Echoview needs sometimes to represent the three-dimensional world on your two-dimensional screen. This requires the use of geographic data and a system of mapping or projecting that data onto two-dimensional surfaces. This occurs in two distinct steps:

1. project the (spherical) geographic coordinates (latitude, longitude and depth) to an orthogonal coordinate system (X, Y, Z).
This uses the map projection selected on the Mapping page of the EV File Properties dialog box.

2. project the view of this orthogonal coordinate system (X, Y, Z) onto your screen (X, Y) - or any other 2D format (e.g. image files)
For scenes, this uses the 3D projection selected on the General page of the Scene Properties dialog box.
For image files the orthographic projection is always used.

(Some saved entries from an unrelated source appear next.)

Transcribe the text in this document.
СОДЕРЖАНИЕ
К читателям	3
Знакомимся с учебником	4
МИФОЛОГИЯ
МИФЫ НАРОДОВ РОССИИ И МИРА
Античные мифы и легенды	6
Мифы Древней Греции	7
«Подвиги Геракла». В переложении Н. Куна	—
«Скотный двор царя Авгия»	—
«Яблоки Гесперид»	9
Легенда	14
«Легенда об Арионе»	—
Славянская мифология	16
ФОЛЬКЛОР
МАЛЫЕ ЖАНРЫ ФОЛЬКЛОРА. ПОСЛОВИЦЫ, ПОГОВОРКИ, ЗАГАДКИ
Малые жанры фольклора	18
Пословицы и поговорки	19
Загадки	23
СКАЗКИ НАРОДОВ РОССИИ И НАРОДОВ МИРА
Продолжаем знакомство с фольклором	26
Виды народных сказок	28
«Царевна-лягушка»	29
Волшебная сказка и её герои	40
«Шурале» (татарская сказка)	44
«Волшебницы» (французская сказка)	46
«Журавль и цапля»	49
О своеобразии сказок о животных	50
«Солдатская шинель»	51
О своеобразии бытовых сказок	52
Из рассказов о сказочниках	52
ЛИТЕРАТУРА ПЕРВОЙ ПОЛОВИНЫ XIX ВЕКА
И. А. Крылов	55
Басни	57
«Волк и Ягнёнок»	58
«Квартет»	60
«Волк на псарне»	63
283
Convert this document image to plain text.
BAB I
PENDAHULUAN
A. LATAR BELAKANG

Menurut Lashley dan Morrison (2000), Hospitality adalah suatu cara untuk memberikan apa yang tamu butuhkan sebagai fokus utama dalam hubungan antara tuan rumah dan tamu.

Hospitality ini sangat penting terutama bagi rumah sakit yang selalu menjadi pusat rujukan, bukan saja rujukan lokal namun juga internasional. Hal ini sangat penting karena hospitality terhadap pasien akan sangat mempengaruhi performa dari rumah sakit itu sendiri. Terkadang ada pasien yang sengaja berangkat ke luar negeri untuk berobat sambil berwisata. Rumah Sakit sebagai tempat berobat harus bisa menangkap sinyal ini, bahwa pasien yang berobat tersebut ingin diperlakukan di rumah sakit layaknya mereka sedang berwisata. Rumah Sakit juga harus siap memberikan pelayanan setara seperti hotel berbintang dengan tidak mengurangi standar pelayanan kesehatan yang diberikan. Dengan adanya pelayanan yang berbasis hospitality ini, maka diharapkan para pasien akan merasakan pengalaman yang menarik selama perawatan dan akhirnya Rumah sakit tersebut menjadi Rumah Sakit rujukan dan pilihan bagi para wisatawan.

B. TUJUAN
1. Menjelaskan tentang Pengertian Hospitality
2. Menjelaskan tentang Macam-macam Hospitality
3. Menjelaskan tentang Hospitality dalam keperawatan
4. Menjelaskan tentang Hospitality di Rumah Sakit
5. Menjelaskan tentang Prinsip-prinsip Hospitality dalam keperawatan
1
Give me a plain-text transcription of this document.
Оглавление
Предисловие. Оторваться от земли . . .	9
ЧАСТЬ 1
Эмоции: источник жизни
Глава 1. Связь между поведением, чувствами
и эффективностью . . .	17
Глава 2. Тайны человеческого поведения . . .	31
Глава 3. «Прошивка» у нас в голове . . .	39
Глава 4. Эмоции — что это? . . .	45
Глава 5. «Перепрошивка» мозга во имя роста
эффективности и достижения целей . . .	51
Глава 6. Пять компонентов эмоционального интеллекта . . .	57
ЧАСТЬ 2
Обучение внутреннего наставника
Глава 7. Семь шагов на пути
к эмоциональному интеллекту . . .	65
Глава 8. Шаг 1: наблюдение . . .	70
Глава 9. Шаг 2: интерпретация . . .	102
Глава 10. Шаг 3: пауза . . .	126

This page covers 3D projections (see About mapping and map projections for a discussion of map projections).

Two 3D projections are available:

## Perspective

The perspective projection is used to produce images which look natural. When we view scenes in everyday life far away items appear small relative to nearer items. This is called perspective foreshortening. A side effect of perspective foreshortening is that parallel lines appear to converge on a vanishing point. An important feature of perspective projections is that straight lines look straight.

The perspective projection is the default and recommended for viewing most scenes.

 Why use perspective projection? Below is illustrated a simple rectangular prism viewed in an Echoview scene. The benefit of the perspective projection is achieving a natural look are illustrated. Orthographic The object might look somewhat distorted. Believe it or not all the opposing lines are parallel. You can verify this with a ruler. We are not accustomed to seeing things like this however and so the look may be a little unnatural. Perspective A more natural look

## Orthographic

The Orthographic projection is typically used by drafters and engineers to create working drawings of an object which preserves scale and shape. An important feature is that parallel lines in space appear parallel on the projected image. This differs from the perspective projections in which parallel lines can converge to a single vanishing point in the distance.

The orthographic projection is recommended if you intend to look at map views (on the Scene window, right click, then click Map View). This will ensure than a vertical pole in the scene looks like a point on the screen.

 Why use orthographic projection? Below is illustrated a map view of the Cradle mountain region in Tasmania, viewed in an Echoview scene. The benefit of the orthographic projection in map view is illustrated. Orthographic In plan view, the scene looks like you're used to seeing maps, as if it's on a flat piece of paper. The edges forming a nice sheet edge. Perspective In plan view, the edges of the scene look distorted to the eye, because of the way we are used to seeing maps. In reality, this is more or less how you'd see from a bird's eye perspective, except for the fact that the real world continues on in all four directions and doesn't stop so suddenly as the edge of a scene. If you were to move closer to the ground in this scene so that the edges are no longer visible on the screen then it would look quite natural.